Et nous qui essayons d’analyser ce conflit avec impartialité, nous voilà pris entre la passion anti-israélienne des uns et l’angoisse obsidionale des autres. Les premiers n’écoutent aucune explication d’une politique israélienne qui serait intégralement mauvaise dans ses motivations comme dans son exécution et les seconds se crispent dès qu’on met en cause celle-ci. On en vient à se taire pour n’avoir pas à ferrailler contre les deux camps dans un équilibre impossible à tenir face aux excès des ennemis d’Israël et aux émotions de ses partisans.
Devoir de retenue
Arrêtons donc de répéter qu’il ne faut pas importer le conflit du Moyen-Orient dans les rues du pays qui compte les premières communautés juive et musulmane en Europe : c’est chose faite. Indifférent au devoir de retenue qu’appelle une telle situation, niant même une résurgence de l’antisémitisme pourtant patente, LFI, sans doute par calcul électoral, a jeté par-dessus bord toute nuance et s’identifie désormais de manière inconditionnelle à un camp dont la cause est délibérément introduite dans le débat politique intérieur où elle n’a rien à faire.
On manifeste à son appel contre Israël, symbole de tout mal ; on y exhibe sans honte les drapeaux de mouvements terroristes qu’on lui préfère. Pour compliquer le tout, l’extrême droite, tout à son hostilité envers l’immigration musulmane, a relevé le gant pour devenir l’ardent défenseur de l’État juif, ironie de l’histoire dont on ne peut même pas sourire.
Pris entre le marteau et l’enclume, le gouvernement de la République est condamné à la prudence la plus extrême au moment où un parti jette de l’huile sur un feu qui pourrait, à tout moment, tourner à la tragédie dans nos rues. Ne sommes-nous pas un pays où des concitoyens sont morts au cours des dernières années parce que juifs ?

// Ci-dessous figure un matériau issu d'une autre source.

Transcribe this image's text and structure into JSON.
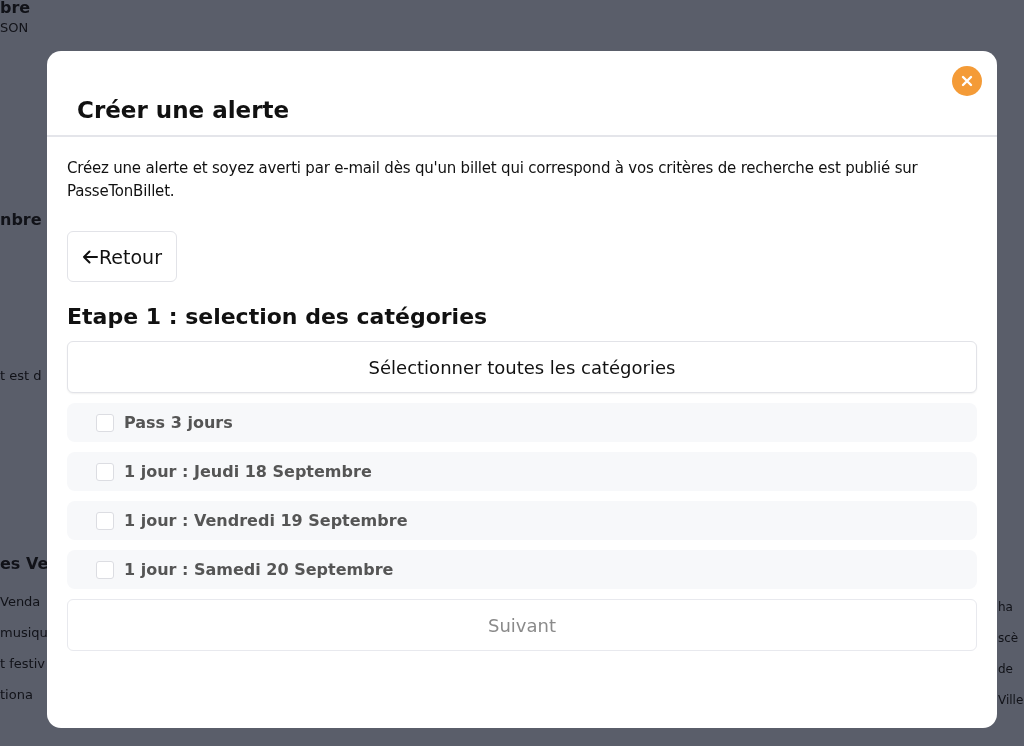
{
  "background_page": {
    "left_fragments": [
      {
        "text": "bre",
        "kind": "heading"
      },
      {
        "text": "SON",
        "kind": "text"
      },
      {
        "text": "nbre",
        "kind": "heading"
      },
      {
        "text": "t est d",
        "kind": "text"
      },
      {
        "text": "es Ve",
        "kind": "heading"
      },
      {
        "text": "Venda",
        "kind": "text"
      },
      {
        "text": "musiqu",
        "kind": "text"
      },
      {
        "text": "t festiv",
        "kind": "text"
      },
      {
        "text": "tiona",
        "kind": "text"
      }
    ],
    "right_fragments": [
      "ha",
      "scè",
      "de",
      "Ville"
    ]
  },
  "dialog": {
    "title": "Créer une alerte",
    "description": "Créez une alerte et soyez averti par e-mail dès qu'un billet qui correspond à vos critères de recherche est publié sur PasseTonBillet.",
    "back_button": "Retour",
    "step_title": "Etape 1 : selection des catégories",
    "select_all_button": "Sélectionner toutes les catégories",
    "categories": [
      {
        "label": "Pass 3 jours",
        "checked": false
      },
      {
        "label": "1 jour : Jeudi 18 Septembre",
        "checked": false
      },
      {
        "label": "1 jour : Vendredi 19 Septembre",
        "checked": false
      },
      {
        "label": "1 jour : Samedi 20 Septembre",
        "checked": false
      }
    ],
    "next_button": {
      "label": "Suivant",
      "disabled": true
    }
  }
}
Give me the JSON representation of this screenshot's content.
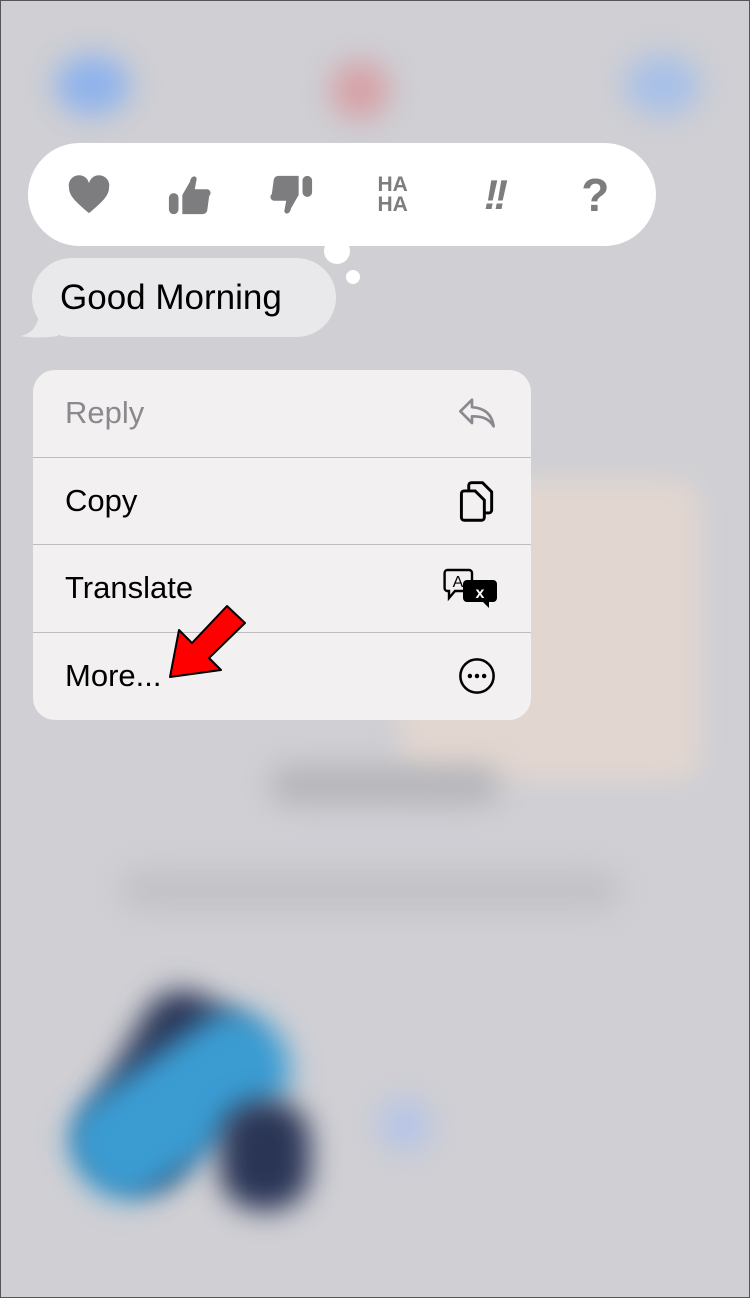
{
  "tapback": {
    "reactions": [
      {
        "icon": "heart-icon"
      },
      {
        "icon": "thumbs-up-icon"
      },
      {
        "icon": "thumbs-down-icon"
      },
      {
        "icon": "haha-icon",
        "text": "HA HA"
      },
      {
        "icon": "exclamation-icon",
        "text": "!!"
      },
      {
        "icon": "question-icon",
        "text": "?"
      }
    ]
  },
  "message": {
    "text": "Good Morning"
  },
  "menu": {
    "items": [
      {
        "label": "Reply",
        "icon": "reply-icon"
      },
      {
        "label": "Copy",
        "icon": "copy-icon"
      },
      {
        "label": "Translate",
        "icon": "translate-icon"
      },
      {
        "label": "More...",
        "icon": "more-icon"
      }
    ]
  },
  "annotation": {
    "arrow_color": "#ff0000"
  }
}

La politique étrangère française au Moyen-Orient en est inévitablement entravée et condamnée à une voie moyenne qui ne satisfait personne, ce qui est paradoxalement le « meilleur » résultat qu’elle puisse espérer. Sinon, elle deviendrait partie des tensions communautaires qui nous déchirent et que certains entretiennent.